もう30分経った。
店員がカウンターの上に数台の一眼レフカメラを並べて説明を続けている。
店員の話を聞いているのは、2歳ぐらいの小さな子供を連れたお母さんとおばあちゃんである。店員は手振り身振りを交えてカメラを操作してみせ、時にはお母さんにファインダーを覗かせたりしながら、使い方を説明している。
お母さんとおばあちゃんは、カメラに関してずぶの素人のようだ。きょとんとした顔をして説明を聞いているが、本当に分かっているのだろうか。見ていてこちらが心配になってくる。
もしも業務効率化のコンサルタントがこの店を見たら、「なんと非効率的なのか」と顔をしかめるに違いない。
買うのか買わないのか分からないような相手に、なぜそんなに時間をかけて対応しているのか。相手は素人なんだから、うまく説得してさっさと買わせるか、適当なところで話を切り上げてしまえばいいではないか。
それだけではない。店内を見渡すと、客が写真をプリントするセルフプリント機の前にソファが置いてある。客がソファに座り、店員に教えてもらいながら機械の操作をしている。店員が「うわあ、これはいい写真ですね」などと言いながら、プリントする写真を一緒に選んでいる。
セルフプリント機の前にソファなんて置いてあったら、客がいつまでも腰を落ち着けてしまう。そもそも1人で操作してもらうための機械なのに、なぜ店員がつきっきりになっているのか。
さらに、商品の展示棚には、手描きの文字とイラストを描きこんだPOPが至る所に飾られている。カメラメーカーが立派なPOPを用意しているはずなのに、なぜそれらを使わないのか。
大手家電量販店を凌駕するカメラ販売力
ここは、栃木県でチェーン展開するカメラ販売店、サトーカメラのスーパーカメラセンター宇都宮本店。

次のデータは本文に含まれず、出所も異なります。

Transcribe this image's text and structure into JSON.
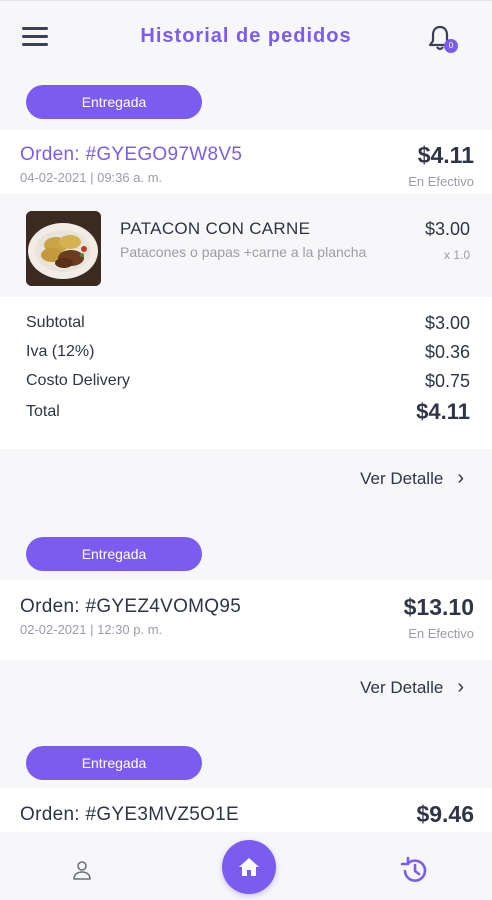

一見すると、まるで無駄と非効率のかたまりのような店である。だが、実はこの店こそが栃木県最強のカメラ店なのだ。
宇都宮は家電量販店の激戦地区だ。北関東発祥のコジマ、ヤマダ電機、ケーズデンキなどが大型店を構えてしのぎを削る。2005年には宇都宮駅前にヨドバシカメラがオープンし、競争に拍車がかかった。